De uitspraak werd gedaan door een meervoudige kamer van de Centrale Raad van Beroep, waarbij de voorzitter H. Bolt en de leden C.P.J. Goorden en B.M. van Dun betrokken waren. De beslissing werd in tegenwoordigheid van griffier M.R.S. Bacon uitgesproken in het openbaar op 22 november 2006.

Uitspraak

05/6689 WW
Centrale Raad van Beroep
Meervoudige kamer
U I T S P R A A K
op het hoger beroep van:
[appellant], (hierna: appellant),
tegen de uitspraak van de rechtbank Groningen van 20 oktober 2005, 05/374 (hierna: aangevallen uitspraak),
in het geding tussen:
appellant
en
de Minister van Onderwijs, Cultuur en Wetenschap (hierna: Minister).
Datum uitspraak: 22 november 2006.
I. PROCESVERLOOP
Namens appellant heeft mr. R. van Asperen, advocaat te Groningen, hoger beroep ingesteld.
De Minister heeft een verweerschrift ingediend.
Het onderzoek ter zitting heeft plaatsgevonden op 11 oktober 2006. Appellant is niet verschenen. De Minister heeft zich laten vertegenwoordigen door H. Hendriks, werkzaam bij KPMG Management Services te Emmen.
II. OVERWEGINGEN
1. Bij besluit van 29 oktober 2004 heeft de Minister het verzoek van appellant om kwijtschelding van een schuld ter zake van teveel betaalde uitkering afgewezen. Bij brief van 9 maart 2005 heeft appellant hiertegen een bezwaarschrift ingediend, waarop hij heeft aangegeven dat dit een bezwaarschrift is ter bevestiging van op 23 november 2004 mondeling aangetekend bezwaar. Bij besluit van 16 maart 2005 (hierna: het bestreden besluit) heeft de Minister het bezwaarschrift niet-ontvankelijk verklaard omdat dit na afloop van de daarvoor geldende termijn is ingediend. Omdat naar de mening van de Minister sprake was van kennelijke niet-ontvankelijkheid heeft hij met toepassing van artikel 7:3, aanhef en onder a, van de Algemene wet bestuursrecht ervan afgezien appellant te horen.
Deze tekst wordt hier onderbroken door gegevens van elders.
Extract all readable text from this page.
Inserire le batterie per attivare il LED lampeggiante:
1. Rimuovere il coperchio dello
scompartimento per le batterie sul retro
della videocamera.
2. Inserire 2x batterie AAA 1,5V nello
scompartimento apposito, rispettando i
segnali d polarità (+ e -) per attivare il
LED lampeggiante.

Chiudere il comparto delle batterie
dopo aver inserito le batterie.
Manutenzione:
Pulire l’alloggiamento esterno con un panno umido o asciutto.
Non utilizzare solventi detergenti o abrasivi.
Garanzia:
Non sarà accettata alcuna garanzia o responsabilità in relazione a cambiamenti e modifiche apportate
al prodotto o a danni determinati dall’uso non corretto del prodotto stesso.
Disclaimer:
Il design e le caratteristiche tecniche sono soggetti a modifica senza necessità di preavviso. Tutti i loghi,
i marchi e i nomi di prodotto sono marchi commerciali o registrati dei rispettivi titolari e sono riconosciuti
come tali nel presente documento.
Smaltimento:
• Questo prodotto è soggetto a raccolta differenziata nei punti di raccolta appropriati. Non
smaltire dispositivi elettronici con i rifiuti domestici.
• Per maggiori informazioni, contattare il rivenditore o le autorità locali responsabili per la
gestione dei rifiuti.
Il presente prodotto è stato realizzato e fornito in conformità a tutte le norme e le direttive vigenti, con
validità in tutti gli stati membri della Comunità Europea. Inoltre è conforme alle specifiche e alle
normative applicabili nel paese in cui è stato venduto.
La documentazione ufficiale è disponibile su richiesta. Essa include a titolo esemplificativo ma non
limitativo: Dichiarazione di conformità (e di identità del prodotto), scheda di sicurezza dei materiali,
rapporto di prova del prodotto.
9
2. De rechtbank heeft het beroep van appellant tegen het bestreden besluit bij de aangevallen uitspraak ongegrond verklaard. De rechtbank overwoog daartoe dat van het gesprek dat op 23 november 2004 heeft plaatsgevonden tussen appellant en een ambtenaar van het Uitvoeringsinstituut werknemersverzekeringen (Uwv) geen schriftelijke vastlegging heeft plaatsgevonden en dat niet is gebleken dat appellant binnen de wettelijke termijn van 6 weken na verzending van het besluit van 29 oktober 2004 daartegen bezwaar heeft gemaakt. Naar het oordeel van de rechtbank ging de door appellant getrokken vergelijking met de door hem genoemde zaak niet op en kon de hoorzitting achterwege worden gelaten omdat het bezwaar kennelijk niet-ontvankelijk was.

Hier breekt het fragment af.